Qwen-specific deltas on error handling:
- Output that narrates actions instead of showing real tool calls (a
thought/<channel|> block, a fabricated $ pytest run) means the model did not actually do the work. Verify on disk; do not relay the claim.
- If the model fails the task twice, escalate - do not loop. A weaker model that cannot converge is a capability limit, not a prompt bug.
Prerequisites
Before the helper will work:
- A llama.cpp server running with the model loaded and
--jinja enabled (e.g. via LlamaBarn). Note its port.
- pi installed (mise-managed) and reshimmed so it is on PATH.
~/.pi/agent/models.json defines the llamacpp provider and the model. Minimal entry (adjust the port to your server):
{
"providers": {
"llamacpp": {
"baseUrl": "http://127.0.0.1:8080/v1",
"api": "openai-completions",
"apiKey": "llamacpp",
"compat": { "supportsDeveloperRole": false, "supportsReasoningEffort": false },
"models": [{ "id": "unsloth/Qwen3-Coder-30B-A3B-Instruct-GGUF:Q4_K_M", "contextWindow": 131072, "cost": {"input":0,"output":0,"cacheRead":0,"cacheWrite":0} }]
}
}
}
The model id must match the alias the llama.cpp server reports at /v1/models.
Model Selection
Local models vary widely in agentic reliability - the wrong one fails silently and lies about it.
- Default:
qwen3-coder-30b-a3b (Q4_K_M). A coder-tuned model. It cleared 5 of 6 real sonnet-tier Rust tasks in an agentic eval. Best on single-file, well-scoped work.
- Do not swap in a general-purpose model (e.g.
gemma4-26b) without re-running an eval. In testing, gemma4 wrote wrong code and falsely claimed all tests passed.
- This is a local model - capable for well-scoped work, not a frontier replacement. Two known failure modes: it under-covers multi-file tasks (finishes one file, silently drops the rest) and over-claims completeness in its final report.
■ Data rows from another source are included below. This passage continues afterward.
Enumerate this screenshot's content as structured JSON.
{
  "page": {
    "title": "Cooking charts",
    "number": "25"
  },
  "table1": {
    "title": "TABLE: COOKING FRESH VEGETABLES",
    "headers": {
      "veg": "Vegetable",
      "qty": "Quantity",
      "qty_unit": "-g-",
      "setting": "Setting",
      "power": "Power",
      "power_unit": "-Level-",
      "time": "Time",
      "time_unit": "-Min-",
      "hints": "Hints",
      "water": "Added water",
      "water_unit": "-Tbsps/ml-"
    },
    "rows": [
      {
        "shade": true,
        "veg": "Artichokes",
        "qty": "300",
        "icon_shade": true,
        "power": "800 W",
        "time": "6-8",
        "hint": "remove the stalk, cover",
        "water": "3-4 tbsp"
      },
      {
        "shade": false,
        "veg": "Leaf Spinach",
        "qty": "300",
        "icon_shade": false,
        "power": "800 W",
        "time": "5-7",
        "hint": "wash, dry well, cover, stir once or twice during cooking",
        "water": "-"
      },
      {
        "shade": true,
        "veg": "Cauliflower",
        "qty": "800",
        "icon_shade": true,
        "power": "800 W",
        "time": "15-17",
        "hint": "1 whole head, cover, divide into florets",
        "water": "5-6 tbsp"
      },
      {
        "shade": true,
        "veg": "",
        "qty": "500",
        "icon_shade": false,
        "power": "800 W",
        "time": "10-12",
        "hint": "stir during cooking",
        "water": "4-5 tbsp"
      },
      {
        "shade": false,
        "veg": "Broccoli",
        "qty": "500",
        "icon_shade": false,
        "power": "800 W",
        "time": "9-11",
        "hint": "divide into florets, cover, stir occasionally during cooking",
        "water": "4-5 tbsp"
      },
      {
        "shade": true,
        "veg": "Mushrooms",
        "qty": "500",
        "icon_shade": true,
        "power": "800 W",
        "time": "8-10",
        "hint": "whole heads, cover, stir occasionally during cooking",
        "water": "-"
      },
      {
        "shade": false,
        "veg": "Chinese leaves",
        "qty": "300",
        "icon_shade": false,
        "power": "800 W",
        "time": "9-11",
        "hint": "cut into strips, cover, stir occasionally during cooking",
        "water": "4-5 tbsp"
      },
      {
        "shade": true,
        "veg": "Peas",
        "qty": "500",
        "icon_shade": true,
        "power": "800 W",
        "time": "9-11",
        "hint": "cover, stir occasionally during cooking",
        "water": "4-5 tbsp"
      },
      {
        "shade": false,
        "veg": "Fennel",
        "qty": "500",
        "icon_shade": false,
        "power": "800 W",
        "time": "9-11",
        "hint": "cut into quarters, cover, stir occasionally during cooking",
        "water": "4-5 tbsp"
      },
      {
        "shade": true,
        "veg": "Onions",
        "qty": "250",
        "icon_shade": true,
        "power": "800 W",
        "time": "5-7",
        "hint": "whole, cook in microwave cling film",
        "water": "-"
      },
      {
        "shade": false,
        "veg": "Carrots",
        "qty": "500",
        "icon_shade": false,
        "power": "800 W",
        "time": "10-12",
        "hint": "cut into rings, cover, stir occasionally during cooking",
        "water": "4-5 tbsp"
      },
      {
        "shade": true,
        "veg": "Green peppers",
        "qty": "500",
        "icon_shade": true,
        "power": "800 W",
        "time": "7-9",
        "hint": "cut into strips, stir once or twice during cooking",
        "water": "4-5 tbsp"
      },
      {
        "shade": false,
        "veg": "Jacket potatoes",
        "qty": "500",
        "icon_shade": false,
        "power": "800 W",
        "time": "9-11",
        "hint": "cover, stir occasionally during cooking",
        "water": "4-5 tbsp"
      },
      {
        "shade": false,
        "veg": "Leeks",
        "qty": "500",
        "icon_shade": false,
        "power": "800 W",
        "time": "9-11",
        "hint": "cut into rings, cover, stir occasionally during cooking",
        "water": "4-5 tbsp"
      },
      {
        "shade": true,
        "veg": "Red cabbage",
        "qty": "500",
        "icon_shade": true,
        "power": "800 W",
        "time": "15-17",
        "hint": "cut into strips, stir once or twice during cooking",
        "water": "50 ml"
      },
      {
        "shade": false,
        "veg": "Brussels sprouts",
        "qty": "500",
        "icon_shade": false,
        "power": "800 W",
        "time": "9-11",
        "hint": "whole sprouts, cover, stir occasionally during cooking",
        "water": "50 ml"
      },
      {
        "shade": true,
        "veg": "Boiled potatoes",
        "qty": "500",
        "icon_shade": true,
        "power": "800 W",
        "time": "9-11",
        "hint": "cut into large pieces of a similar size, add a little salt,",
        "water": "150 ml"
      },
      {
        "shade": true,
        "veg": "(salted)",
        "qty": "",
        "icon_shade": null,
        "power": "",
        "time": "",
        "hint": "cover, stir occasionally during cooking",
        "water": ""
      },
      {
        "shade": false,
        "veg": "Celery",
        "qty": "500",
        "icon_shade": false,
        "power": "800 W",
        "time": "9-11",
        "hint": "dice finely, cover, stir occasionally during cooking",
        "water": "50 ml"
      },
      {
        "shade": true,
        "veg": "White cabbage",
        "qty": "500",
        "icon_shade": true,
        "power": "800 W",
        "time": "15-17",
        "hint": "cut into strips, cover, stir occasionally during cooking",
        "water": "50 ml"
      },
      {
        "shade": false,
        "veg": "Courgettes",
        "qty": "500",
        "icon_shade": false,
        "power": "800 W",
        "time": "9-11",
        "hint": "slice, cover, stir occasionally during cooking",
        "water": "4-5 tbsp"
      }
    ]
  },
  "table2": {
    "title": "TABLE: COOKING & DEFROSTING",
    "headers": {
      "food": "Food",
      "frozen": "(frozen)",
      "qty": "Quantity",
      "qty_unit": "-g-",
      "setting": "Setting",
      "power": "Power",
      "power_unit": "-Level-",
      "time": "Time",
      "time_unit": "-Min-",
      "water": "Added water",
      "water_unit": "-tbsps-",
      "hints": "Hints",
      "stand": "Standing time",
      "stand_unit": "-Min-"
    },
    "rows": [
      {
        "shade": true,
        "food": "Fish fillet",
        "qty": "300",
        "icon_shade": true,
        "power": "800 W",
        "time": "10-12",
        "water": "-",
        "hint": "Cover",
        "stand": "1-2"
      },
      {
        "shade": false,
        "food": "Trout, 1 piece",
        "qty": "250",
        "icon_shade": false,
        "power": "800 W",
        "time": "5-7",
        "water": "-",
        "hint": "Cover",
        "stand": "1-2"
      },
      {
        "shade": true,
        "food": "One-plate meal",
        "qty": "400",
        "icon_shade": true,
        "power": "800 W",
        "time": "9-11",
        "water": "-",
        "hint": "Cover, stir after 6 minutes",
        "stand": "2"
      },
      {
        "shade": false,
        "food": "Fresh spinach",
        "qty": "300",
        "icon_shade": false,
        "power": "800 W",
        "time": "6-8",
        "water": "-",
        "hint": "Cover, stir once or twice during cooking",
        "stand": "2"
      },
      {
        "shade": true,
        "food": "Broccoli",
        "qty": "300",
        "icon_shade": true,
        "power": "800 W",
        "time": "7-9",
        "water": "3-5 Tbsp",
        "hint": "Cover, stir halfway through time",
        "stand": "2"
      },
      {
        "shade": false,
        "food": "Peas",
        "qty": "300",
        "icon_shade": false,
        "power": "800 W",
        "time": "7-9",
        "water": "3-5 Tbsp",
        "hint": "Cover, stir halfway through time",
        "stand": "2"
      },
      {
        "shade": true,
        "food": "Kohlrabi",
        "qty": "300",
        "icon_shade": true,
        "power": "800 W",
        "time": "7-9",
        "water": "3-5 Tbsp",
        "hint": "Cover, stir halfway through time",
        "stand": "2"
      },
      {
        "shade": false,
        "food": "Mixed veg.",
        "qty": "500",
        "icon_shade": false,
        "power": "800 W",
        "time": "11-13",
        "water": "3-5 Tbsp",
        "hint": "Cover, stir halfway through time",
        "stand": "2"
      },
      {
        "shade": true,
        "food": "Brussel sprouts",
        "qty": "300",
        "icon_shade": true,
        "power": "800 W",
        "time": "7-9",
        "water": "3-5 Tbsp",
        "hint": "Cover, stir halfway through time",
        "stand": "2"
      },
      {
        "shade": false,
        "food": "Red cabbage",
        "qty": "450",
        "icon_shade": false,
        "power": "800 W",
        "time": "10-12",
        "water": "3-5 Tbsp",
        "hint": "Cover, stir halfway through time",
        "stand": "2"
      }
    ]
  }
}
Reserve it for single-file, well-specified tasks, always keep code review on, and verify against a real test gate - never against its self-report.
Running a Task
- Write the prompt to a temp file (avoids shell-escaping issues).
- Assemble the command:
-m, --model MODEL to override the default
-R, --read-only for analysis tasks (no file edits)
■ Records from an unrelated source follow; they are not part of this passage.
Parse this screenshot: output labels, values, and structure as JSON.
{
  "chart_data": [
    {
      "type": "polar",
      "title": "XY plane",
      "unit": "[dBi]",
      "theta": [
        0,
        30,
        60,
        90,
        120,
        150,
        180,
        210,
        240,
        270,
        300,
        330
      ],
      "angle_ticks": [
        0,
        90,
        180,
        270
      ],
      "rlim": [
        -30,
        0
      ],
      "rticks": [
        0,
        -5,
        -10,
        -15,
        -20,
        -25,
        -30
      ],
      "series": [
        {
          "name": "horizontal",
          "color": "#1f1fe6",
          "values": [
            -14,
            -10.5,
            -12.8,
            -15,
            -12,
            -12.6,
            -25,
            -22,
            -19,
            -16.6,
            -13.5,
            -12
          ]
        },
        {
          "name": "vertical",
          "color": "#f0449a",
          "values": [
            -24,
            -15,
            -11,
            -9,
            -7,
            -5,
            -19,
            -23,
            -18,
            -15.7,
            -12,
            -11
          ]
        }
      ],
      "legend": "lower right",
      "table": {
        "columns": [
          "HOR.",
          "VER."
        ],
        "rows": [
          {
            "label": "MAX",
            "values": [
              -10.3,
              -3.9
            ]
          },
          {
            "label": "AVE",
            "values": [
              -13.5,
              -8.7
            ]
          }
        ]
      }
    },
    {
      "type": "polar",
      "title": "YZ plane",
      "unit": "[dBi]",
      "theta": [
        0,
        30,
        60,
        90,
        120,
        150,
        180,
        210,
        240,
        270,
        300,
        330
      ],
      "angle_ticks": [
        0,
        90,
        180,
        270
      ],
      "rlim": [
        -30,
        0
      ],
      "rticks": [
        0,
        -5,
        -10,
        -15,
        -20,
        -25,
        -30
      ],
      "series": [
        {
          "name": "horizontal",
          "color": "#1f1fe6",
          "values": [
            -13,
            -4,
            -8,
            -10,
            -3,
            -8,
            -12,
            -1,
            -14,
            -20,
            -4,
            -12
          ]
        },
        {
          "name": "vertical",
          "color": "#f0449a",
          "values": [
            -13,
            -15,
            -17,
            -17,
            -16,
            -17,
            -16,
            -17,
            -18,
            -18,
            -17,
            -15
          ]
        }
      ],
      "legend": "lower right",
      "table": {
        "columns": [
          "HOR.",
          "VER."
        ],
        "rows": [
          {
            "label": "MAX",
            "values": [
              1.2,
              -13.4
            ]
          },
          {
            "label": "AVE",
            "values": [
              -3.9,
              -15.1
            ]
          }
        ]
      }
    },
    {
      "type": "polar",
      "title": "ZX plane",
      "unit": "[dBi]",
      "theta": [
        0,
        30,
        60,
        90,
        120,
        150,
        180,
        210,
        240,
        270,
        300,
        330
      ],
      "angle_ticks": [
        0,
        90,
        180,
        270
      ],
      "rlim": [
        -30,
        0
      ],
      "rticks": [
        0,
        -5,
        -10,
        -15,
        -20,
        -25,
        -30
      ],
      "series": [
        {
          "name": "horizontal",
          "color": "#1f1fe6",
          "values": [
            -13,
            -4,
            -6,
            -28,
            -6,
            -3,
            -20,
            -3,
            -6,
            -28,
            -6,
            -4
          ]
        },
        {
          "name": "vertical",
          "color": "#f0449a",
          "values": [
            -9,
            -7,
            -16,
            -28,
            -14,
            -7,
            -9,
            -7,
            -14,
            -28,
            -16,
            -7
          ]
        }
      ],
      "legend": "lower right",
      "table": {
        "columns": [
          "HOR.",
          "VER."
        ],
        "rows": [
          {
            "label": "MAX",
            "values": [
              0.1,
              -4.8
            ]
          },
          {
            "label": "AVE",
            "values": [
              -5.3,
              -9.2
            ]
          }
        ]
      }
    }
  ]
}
-j, --json for a structured JSON event stream (scripting)
-s, --silent accepted for compatibility (no-op; pi output is already clean)
-f, --file FILE to read the prompt from a file
-o, --output FILE to capture output
-c, --continue / -r, --resume [ID] to continue a session
--preflight to probe health only: requires a real 1-token completion (a /v1/models listing alone never passes - the false-healthy class); exit 0 = healthy, nonzero names the failing check (pi_missing/endpoint_unreachable/completion_failed). Every dispatch runs the same probe internally before spawning pi.
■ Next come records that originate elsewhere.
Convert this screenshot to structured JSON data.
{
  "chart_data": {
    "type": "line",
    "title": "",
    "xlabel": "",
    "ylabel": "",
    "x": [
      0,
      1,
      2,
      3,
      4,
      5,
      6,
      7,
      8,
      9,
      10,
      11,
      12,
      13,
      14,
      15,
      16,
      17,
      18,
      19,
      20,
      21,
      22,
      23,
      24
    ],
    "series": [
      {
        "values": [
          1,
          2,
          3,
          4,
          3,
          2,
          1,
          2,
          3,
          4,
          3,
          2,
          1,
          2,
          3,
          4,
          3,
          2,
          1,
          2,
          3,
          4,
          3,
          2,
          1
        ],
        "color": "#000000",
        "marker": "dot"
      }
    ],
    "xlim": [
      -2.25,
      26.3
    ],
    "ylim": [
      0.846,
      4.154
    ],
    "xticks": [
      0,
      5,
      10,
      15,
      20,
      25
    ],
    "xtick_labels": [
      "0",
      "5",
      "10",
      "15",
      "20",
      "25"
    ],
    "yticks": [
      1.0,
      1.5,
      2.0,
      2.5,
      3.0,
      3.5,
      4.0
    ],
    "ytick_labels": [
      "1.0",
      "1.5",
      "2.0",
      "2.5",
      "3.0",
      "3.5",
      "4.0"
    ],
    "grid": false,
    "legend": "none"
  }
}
- Run the helper, capture output.
- Verify the actual result - never trust the model's textual claim. A local model may narrate "all tests pass" without having run them. Run the tests yourself, check the files on disk, then report.
Quick Reference
| Use case | Key flags |
|---|
| Implement / edit code | -f /tmp/qwen-prompt.txt |
| Read-only analysis | -R -f /tmp/qwen-prompt.txt |
| Structured output | -j -o /tmp/result.jsonl -f /tmp/qwen-prompt.txt |
| Override model | -m other-model -f /tmp/qwen-prompt.txt |
| Resume recent session | -c |
| Health probe only | --preflight |
Helper Script
~/.claude/skills/use-qwen/scripts/qwen-run.sh -f /tmp/qwen-prompt.txt
~/.claude/skills/use-qwen/scripts/qwen-run.sh -R -f /tmp/qwen-prompt.txt
~/.claude/skills/use-qwen/scripts/qwen-run.sh -j -o /tmp/result.jsonl -f /tmp/qwen-prompt.txt
~/.claude/skills/use-qwen/scripts/qwen-run.sh -m other-model -f /tmp/qwen-prompt.txt
Run ~/.claude/skills/use-qwen/scripts/qwen-run.sh --help for all options.